Padahal kita tahu sebelumnya bahwa benyak fasilitas yang didapatkan oleh Setya Novanto saat di penjara. Pembebasan napi koruptor di tengah wabah ini semakin menunjukkan bahwa ketidakseriusan pemerintah dalam mengatasi perkara korupsi. KPK sebagai lembaga yang ditugasi untuk memberantas korupsi seakan tidak ada gunanya. Bagaimana tidak? Lembaga ini sudah mengeluarkan banyak biaya dan waktu untuk menangkap dan membuktikan para napi koruptor tapi dengan sangat mudah bebas dengan adanya revisi PP Nomor 99 Tahun 2012 tersebut.
Pembebasan napi koruptor ini di nilai bukan menyelesaikan masalah namun malah menambah masalah baru. Para koruptor seperti tidak takut dengan hukum di negeri ini dan korupsi akan semakin tumbuh subur. Karena hukum hanya tajam ke bawah dan tumpul ke atas.
Dalam sistem demokrasi dimana hukum dibuat oleh rakyat dengan diwakilkan oleh DPR memang sangat mudah diubah sesuai kepentingan para pemilik kepentingan. Hukum sangat mudah digonta-ganti, multitafsir, dan tidak adil. Itulah jika manusia di serahi untuk membuat hukum.
Korupsi dalam syariah Islam disebut dengan perbuatan khianat, orangnya disebut khaa`in, termasuk di dalamnya adalah penggelapan uang yang diamanatkan atau dipercayakan kepada seseorang. Tindakan khaa`in ini tidak termasuk definisi mencuri (sariqah) dalam syariah Islam, sebab definisi mencuri (sariqah) adalah mengambil harta orang lain secara diam-diam (akhdzul maal ‘ala wajhil ikhtifaa` wal istitar). Sedang khianat ini bukan tindakan seseorang mengambil harta orang lain, tapi tindakan pengkhianatan yang dilakukan seseorang, yaitu menggelapkan harta yang memang diamanatkan kepada seseorang itu. (Lihat Abdurrahman Al Maliki, Nizhamul Uqubat, hlm. 31).
Karena itu, sanksi (uqubat) untuk khaa`in (pelaku khianat) bukanlah hukum potong tangan bagi pencuri (qath’ul yad) sebagaimana diamanatkan dalam QS Al Ma`idah : 38, melainkan sanksi ta’zir, yaitu sanksi yang jenis dan kadarnya ditentukan oleh hakim.
Lalu kepada koruptor diterapkan sanksi apa?
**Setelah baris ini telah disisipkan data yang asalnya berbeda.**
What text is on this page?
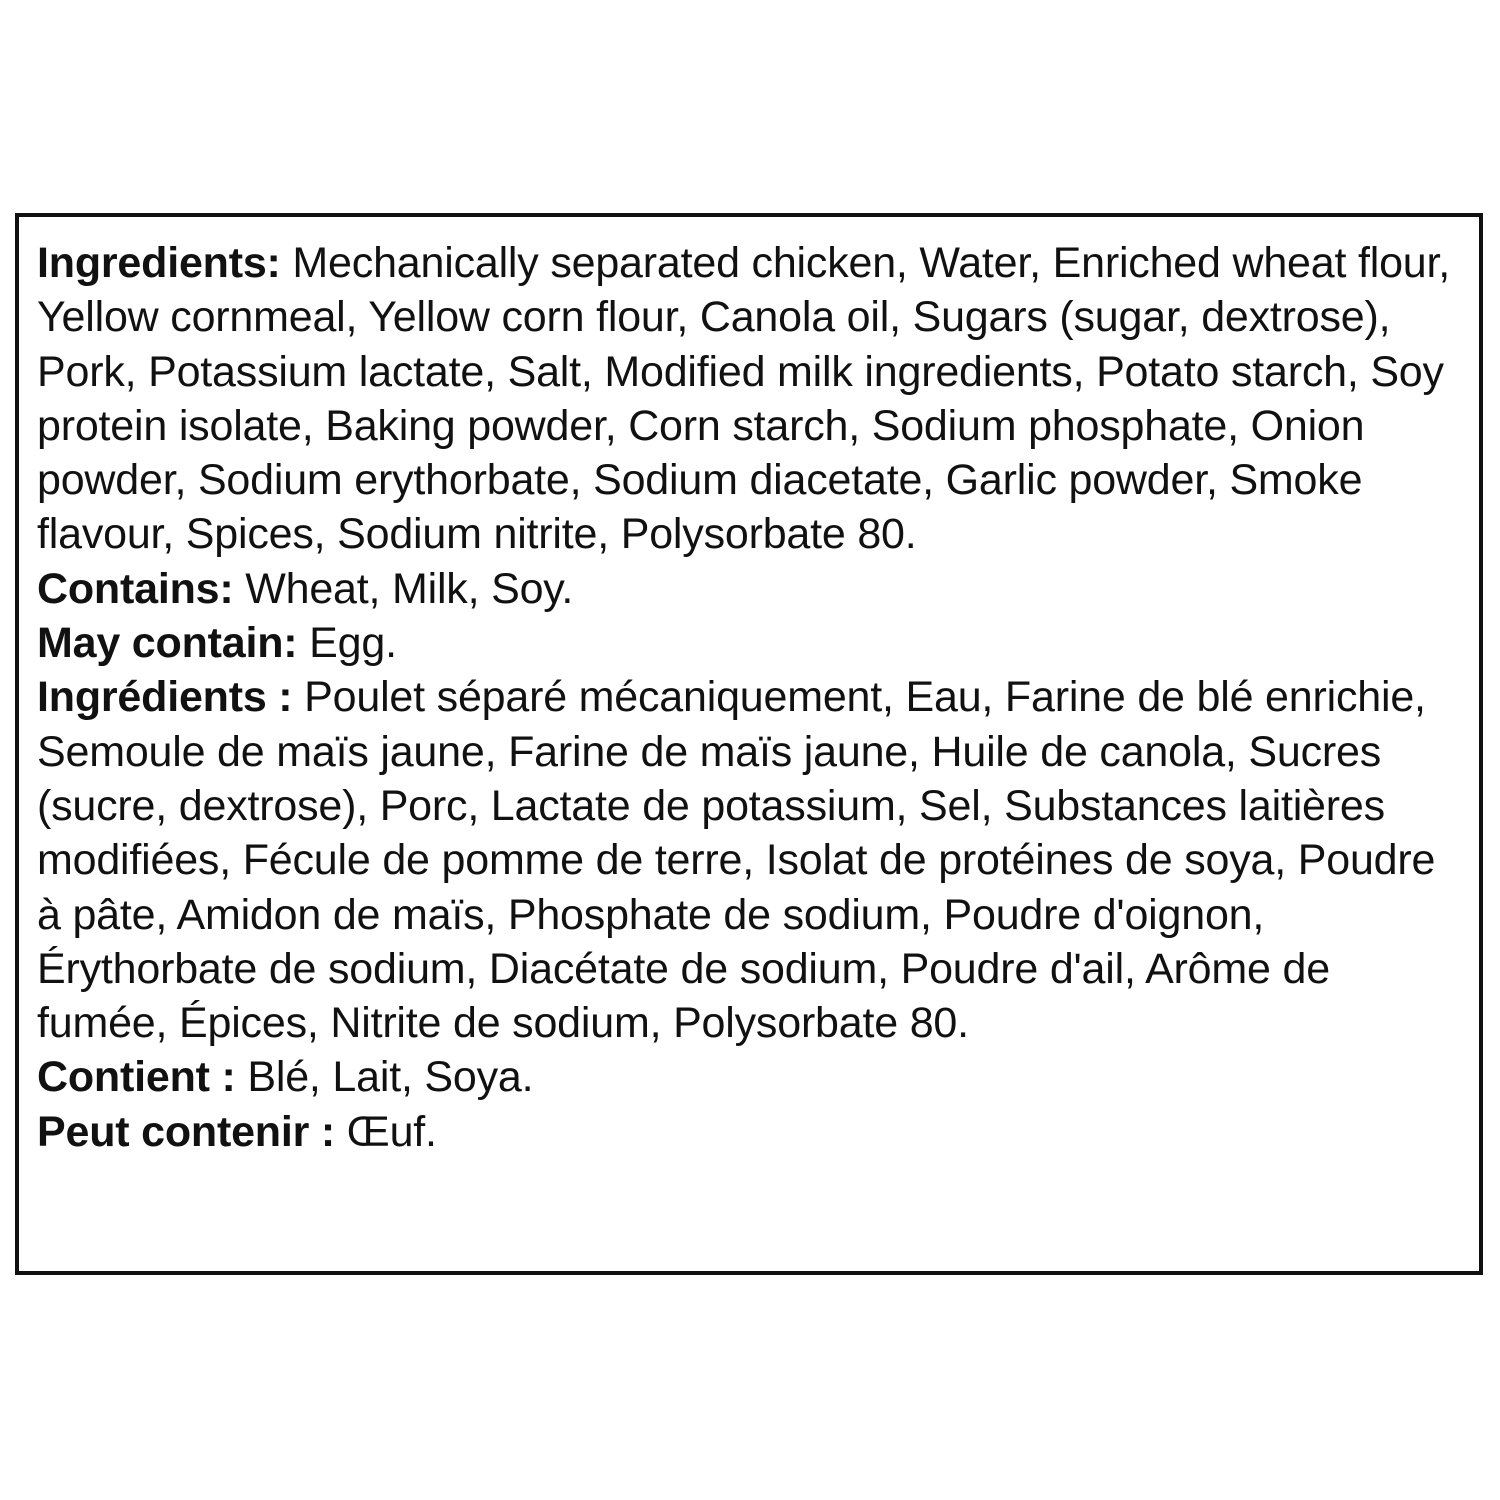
Ingredients: Mechanically separated chicken, Water, Enriched wheat flour, Yellow cornmeal, Yellow corn flour, Canola oil, Sugars (sugar, dextrose), Pork, Potassium lactate, Salt, Modified milk ingredients, Potato starch, Soy protein isolate, Baking powder, Corn starch, Sodium phosphate, Onion powder, Sodium erythorbate, Sodium diacetate, Garlic powder, Smoke flavour, Spices, Sodium nitrite, Polysorbate 80.

Contains: Wheat, Milk, Soy.

May contain: Egg.

Ingrédients : Poulet séparé mécaniquement, Eau, Farine de blé enrichie, Semoule de maïs jaune, Farine de maïs jaune, Huile de canola, Sucres (sucre, dextrose), Porc, Lactate de potassium, Sel, Substances laitières modifiées, Fécule de pomme de terre, Isolat de protéines de soya, Poudre à pâte, Amidon de maïs, Phosphate de sodium, Poudre d'oignon, Érythorbate de sodium, Diacétate de sodium, Poudre d'ail, Arôme de fumée, Épices, Nitrite de sodium, Polysorbate 80.

Contient : Blé, Lait, Soya.

Peut contenir : Œuf.
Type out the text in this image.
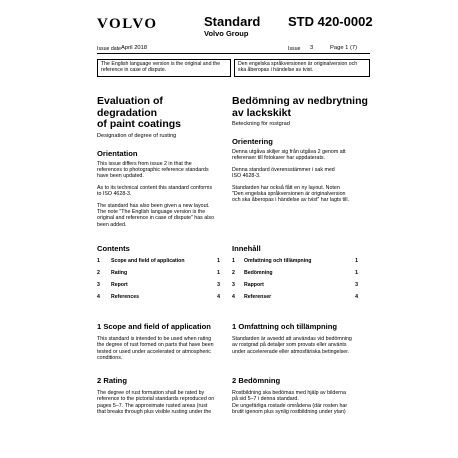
VOLVO	Standard
Volvo Group
STD 420-0002
Issue date April 2018	Issue 3	Page 1 (7)
The English language version is the original and the reference in case of dispute.
Den engelska språkversionen är originalversion och ska åberopas i händelse av tvist.
Evaluation of degradation
of paint coatings
Designation of degree of rusting
Orientation
This issue differs from issue 2 in that the
references to photographic reference standards
have been updated.
As to its technical content this standard conforms
to ISO 4628-3.
The standard has also been given a new layout.
The note "The English language version is the
original and reference in case of dispute" has also
been added.
Bedömning av nedbrytning
av lackskikt
Beteckning för rostgrad
Orientering
Denna utgåva skiljer sig från utgåva 2 genom att
referenser till fotokarer har uppdaterats.
Denna standard överensstämmer i sak med
ISO 4628-3.
Standarden har också fått en ny layout. Noten
"Den engelska språkversionen är originalversion
och ska åberopas i händelse av tvist" har lagts till.
Contents
1 Scope and field of application	1
2 Rating	1
3 Report	3
4 References	4
Innehåll
1 Omfattning och tillämpning	1
2 Bedömning	1
3 Rapport	3
4 Referenser	4
1 Scope and field of application
This standard is intended to be used when rating
the degree of rust formed on parts that have been
tested or used under accelerated or atmospheric
conditions.
1 Omfattning och tillämpning
Standarden är avsedd att användas vid bedömning
av rostgrad på detaljer som provats eller använts
under accelererade eller atmosfäriska betingelser.
2 Rating
The degree of rust formation shall be rated by
reference to the pictorial standards reproduced on
pages 5–7. The approximate rusted areas (rust
that breaks through plus visible rusting under the
2 Bedömning
Rostbildning ska bedömas med hjälp av bilderna
på sid 5–7 i denna standard.
De ungefärliga rostade områdena (där rosten har
brutit igenom plus synlig rostbildning under ytan)
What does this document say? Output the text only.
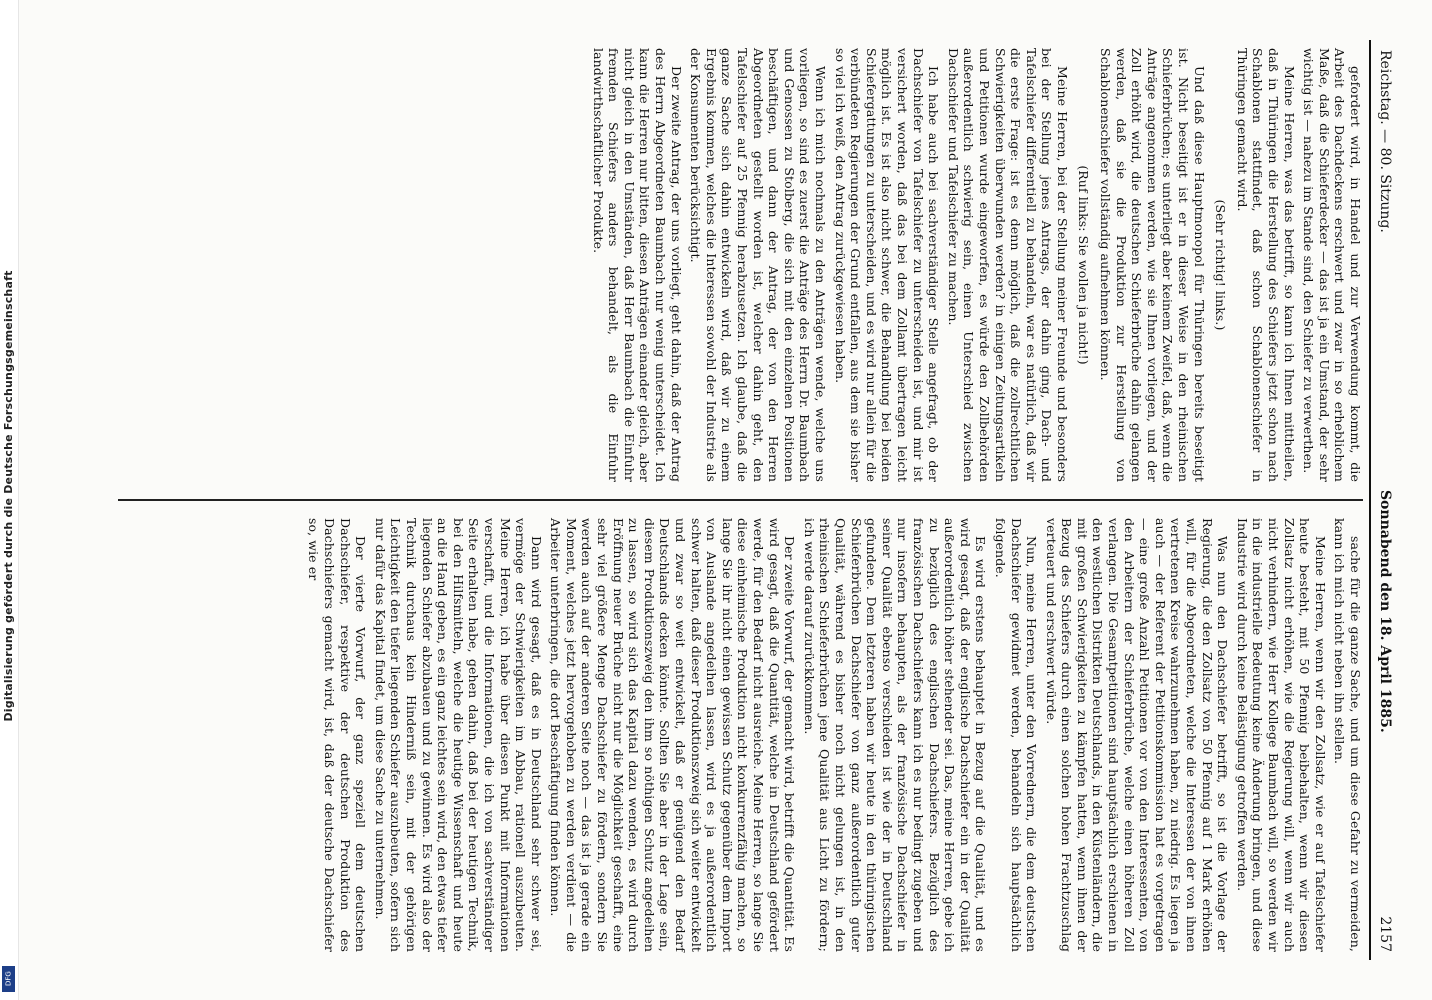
Digitalisierung gefördert durch die Deutsche Forschungsgemeinschaft
DFG
Reichstag. — 80. Sitzung.
Sonnabend den 18. April 1885.
2157

gefordert wird, in Handel und zur Verwendung kommt, die Arbeit des Dachdeckens erschwert und zwar in so erheblichem Maße, daß die Schieferdecker — das ist ja ein Umstand, der sehr wichtig ist — nahezu im Stande sind, den Schiefer zu verwerthen.

Meine Herren, was das betrifft, so kann ich Ihnen mittheilen, daß in Thüringen die Herstellung des Schiefers jetzt schon nach Schablonen stattfindet, daß schon Schablonenschiefer in Thüringen gemacht wird.

(Sehr richtig! links.)

Und daß diese Hauptmonopol für Thüringen bereits beseitigt ist. Nicht beseitigt ist er in dieser Weise in den rheinischen Schieferbrüchen; es unterliegt aber keinem Zweifel, daß, wenn die Anträge angenommen werden, wie sie Ihnen vorliegen, und der Zoll erhöht wird, die deutschen Schieferbrüche dahin gelangen werden, daß sie die Produktion zur Herstellung von Schablonenschiefer vollständig aufnehmen können.

(Ruf links: Sie wollen ja nicht!)

Meine Herren, bei der Stellung meiner Freunde und besonders bei der Stellung jenes Antrags, der dahin ging, Dach- und Tafelschiefer differentiell zu behandeln, war es natürlich, daß wir die erste Frage: ist es denn möglich, daß die zollrechtlichen Schwierigkeiten überwunden werden? in einigen Zeitungsartikeln und Petitionen wurde eingeworfen, es würde den Zollbehörden außerordentlich schwierig sein, einen Unterschied zwischen Dachschiefer und Tafelschiefer zu machen.

Ich habe auch bei sachverständiger Stelle angefragt, ob der Dachschiefer von Tafelschiefer zu unterscheiden ist, und mir ist versichert worden, daß das bei dem Zollamt übertragen leicht möglich ist. Es ist also nicht schwer, die Behandlung bei beiden Schiefergattungen zu unterscheiden, und es wird nur allein für die verbündeten Regierungen der Grund entfallen, aus dem sie bisher so viel ich weiß, den Antrag zurückgewiesen haben.

Wenn ich mich nochmals zu den Anträgen wende, welche uns vorliegen, so sind es zuerst die Anträge des Herrn Dr. Baumbach und Genossen zu Stolberg, die sich mit den einzelnen Positionen beschäftigen, und dann der Antrag, der von den Herren Abgeordneten gestellt worden ist, welcher dahin geht, den Tafelschiefer auf 25 Pfennig herabzusetzen. Ich glaube, daß die ganze Sache sich dahin entwickeln wird, daß wir zu einem Ergebnis kommen, welches die Interessen sowohl der Industrie als der Konsumenten berücksichtigt.

Der zweite Antrag, der uns vorliegt, geht dahin, daß der Antrag des Herrn Abgeordneten Baumbach nur wenig unterscheidet. Ich kann die Herren nur bitten, diesen Anträgen einander gleich, aber nicht gleich in den Umständen, daß Herr Baumbach die Einfuhr fremden Schiefers anders behandelt, als die Einfuhr landwirthschaftlicher Produkte.

sache für die ganze Sache, und um diese Gefahr zu vermeiden, kann ich mich nicht neben ihn stellen.

Meine Herren, wenn wir den Zollsatz, wie er auf Tafelschiefer heute besteht, mit 50 Pfennig beibehalten, wenn wir diesen Zollsatz nicht erhöhen, wie die Regierung will, wenn wir auch nicht verhindern, wie Herr Kollege Baumbach will, so werden wir in die industrielle Bedeutung keine Änderung bringen, und diese Industrie wird durch keine Belästigung getroffen werden.

Was nun den Dachschiefer betrifft, so ist die Vorlage der Regierung, die den Zollsatz von 50 Pfennig auf 1 Mark erhöhen will, für die Abgeordneten, welche die Interessen der von ihnen vertretenen Kreise wahrzunehmen haben, zu niedrig. Es liegen ja auch — der Referent der Petitionskommission hat es vorgetragen — eine große Anzahl Petitionen vor von den Interessenten, von den Arbeitern der Schieferbrüche, welche einen höheren Zoll verlangen. Die Gesamtpetitionen sind hauptsächlich erschienen in den westlichen Distrikten Deutschlands, in den Küstenländern, die mit großen Schwierigkeiten zu kämpfen hatten, wenn ihnen der Bezug des Schiefers durch einen solchen hohen Frachtzuschlag verteuert und erschwert würde.

Nun, meine Herren, unter den Vorrednern, die dem deutschen Dachschiefer gewidmet werden, behandeln sich hauptsächlich folgende.

Es wird erstens behauptet in Bezug auf die Qualität, und es wird gesagt, daß der englische Dachschiefer ein in der Qualität außerordentlich höher stehender sei. Das, meine Herren, gebe ich zu bezüglich des englischen Dachschiefers. Bezüglich des französischen Dachschiefers kann ich es nur bedingt zugeben und nur insofern behaupten, als der französische Dachschiefer in seiner Qualität ebenso verschieden ist wie der in Deutschland gefundene. Dem letzteren haben wir heute in den thüringischen Schieferbrüchen Dachschiefer von ganz außerordentlich guter Qualität, während es bisher noch nicht gelungen ist, in den rheinischen Schieferbrüchen jene Qualität aus Licht zu fördern; ich werde darauf zurückkommen.

Der zweite Vorwurf, der gemacht wird, betrifft die Quantität. Es wird gesagt, daß die Quantität, welche in Deutschland gefördert werde, für den Bedarf nicht ausreiche. Meine Herren, so lange Sie diese einheimische Produktion nicht konkurrenzfähig machen, so lange Sie ihr nicht einen gewissen Schutz gegenüber dem Import von Auslande angedeihen lassen, wird es ja außerordentlich schwer halten, daß dieser Produktionszweig sich weiter entwickelt und zwar so weit entwickelt, daß er genügend den Bedarf Deutschlands decken könnte. Sollten Sie aber in der Lage sein, diesem Produktionszweig den ihm so nöthigen Schutz angedeihen zu lassen, so wird sich das Kapital dazu wenden, es wird durch Eröffnung neuer Brüche nicht nur die Möglichkeit geschafft, eine sehr viel größere Menge Dachschiefer zu fördern, sondern Sie werden auch auf der anderen Seite noch — das ist ja gerade ein Moment, welches jetzt hervorgehoben zu werden verdient — die Arbeiter unterbringen, die dort Beschäftigung finden können.

Dann wird gesagt, daß es in Deutschland sehr schwer sei, vermöge der Schwierigkeiten im Abbau, rationell auszubeuten. Meine Herren, ich habe über diesen Punkt mit Informationen verschafft, und die Informationen, die ich von sachverständiger Seite erhalten habe, gehen dahin, daß bei der heutigen Technik, bei den Hilfsmitteln, welche die heutige Wissenschaft und heute an die Hand geben, es ein ganz leichtes sein wird, den etwas tiefer liegenden Schiefer abzubauen und zu gewinnen. Es wird also der Technik durchaus kein Hinderniß sein, mit der gehörigen Leichtigkeit den tiefer liegenden Schiefer auszubeuten, sofern sich nur dafür das Kapital findet, um diese Sache zu unternehmen.

Der vierte Vorwurf, der ganz speziell dem deutschen Dachschiefer, respektive der deutschen Produktion des Dachschiefers gemacht wird, ist, daß der deutsche Dachschiefer so, wie er
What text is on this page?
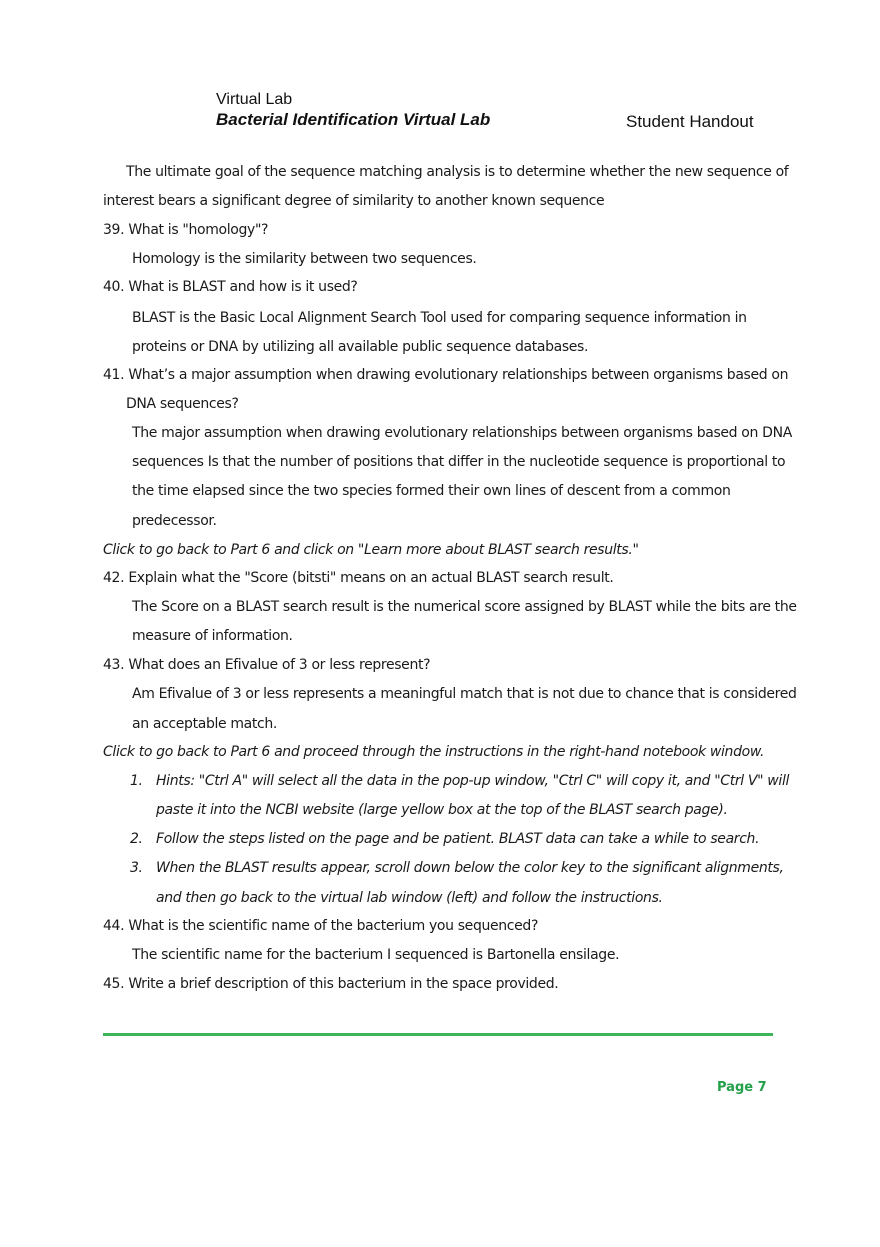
Virtual Lab
Bacterial Identification Virtual Lab	Student Handout
The ultimate goal of the sequence matching analysis is to determine whether the new sequence of
interest bears a significant degree of similarity to another known sequence
39. What is "homology"?
Homology is the similarity between two sequences.
40. What is BLAST and how is it used?
BLAST is the Basic Local Alignment Search Tool used for comparing sequence information in
proteins or DNA by utilizing all available public sequence databases.
41. What’s a major assumption when drawing evolutionary relationships between organisms based on
DNA sequences?
The major assumption when drawing evolutionary relationships between organisms based on DNA
sequences Is that the number of positions that differ in the nucleotide sequence is proportional to
the time elapsed since the two species formed their own lines of descent from a common
predecessor.
Click to go back to Part 6 and click on "Learn more about BLAST search results."
42. Explain what the "Score (bitsti" means on an actual BLAST search result.
The Score on a BLAST search result is the numerical score assigned by BLAST while the bits are the
measure of information.
43. What does an Efivalue of 3 or less represent?
Am Efivalue of 3 or less represents a meaningful match that is not due to chance that is considered
an acceptable match.
Click to go back to Part 6 and proceed through the instructions in the right-hand notebook window.
1. Hints: "Ctrl A" will select all the data in the pop-up window, "Ctrl C" will copy it, and "Ctrl V" will
paste it into the NCBI website (large yellow box at the top of the BLAST search page).
2. Follow the steps listed on the page and be patient. BLAST data can take a while to search.
3. When the BLAST results appear, scroll down below the color key to the significant alignments,
and then go back to the virtual lab window (left) and follow the instructions.
44. What is the scientific name of the bacterium you sequenced?
The scientific name for the bacterium I sequenced is Bartonella ensilage.
45. Write a brief description of this bacterium in the space provided.
Page 7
Sanskinya disebut ta’zir, yaitu sanksi yang jenis dan kadarnya ditentukan oleh hakim. Bentuk sansinya bisa mulai dari yang paling ringan, seperti sekedar nasehat atau teguran dari hakim, bisa berupa penjara, pengenaan denda (gharamah), pengumuman pelaku di hadapan publik atau media massa (tasyhir), hukuman cambuk, hingga sanksi yang paling tegas, yaitu hukuman mati. Teknisnya bisa digantung atau dipancung. Berat ringannya hukuman ta’zir ini disesuaikan dengan berat ringannya kejahatan yang dilakukan. (Abdurrahman Al Maliki, Nizhamul Uqubat, hlm. 78-89).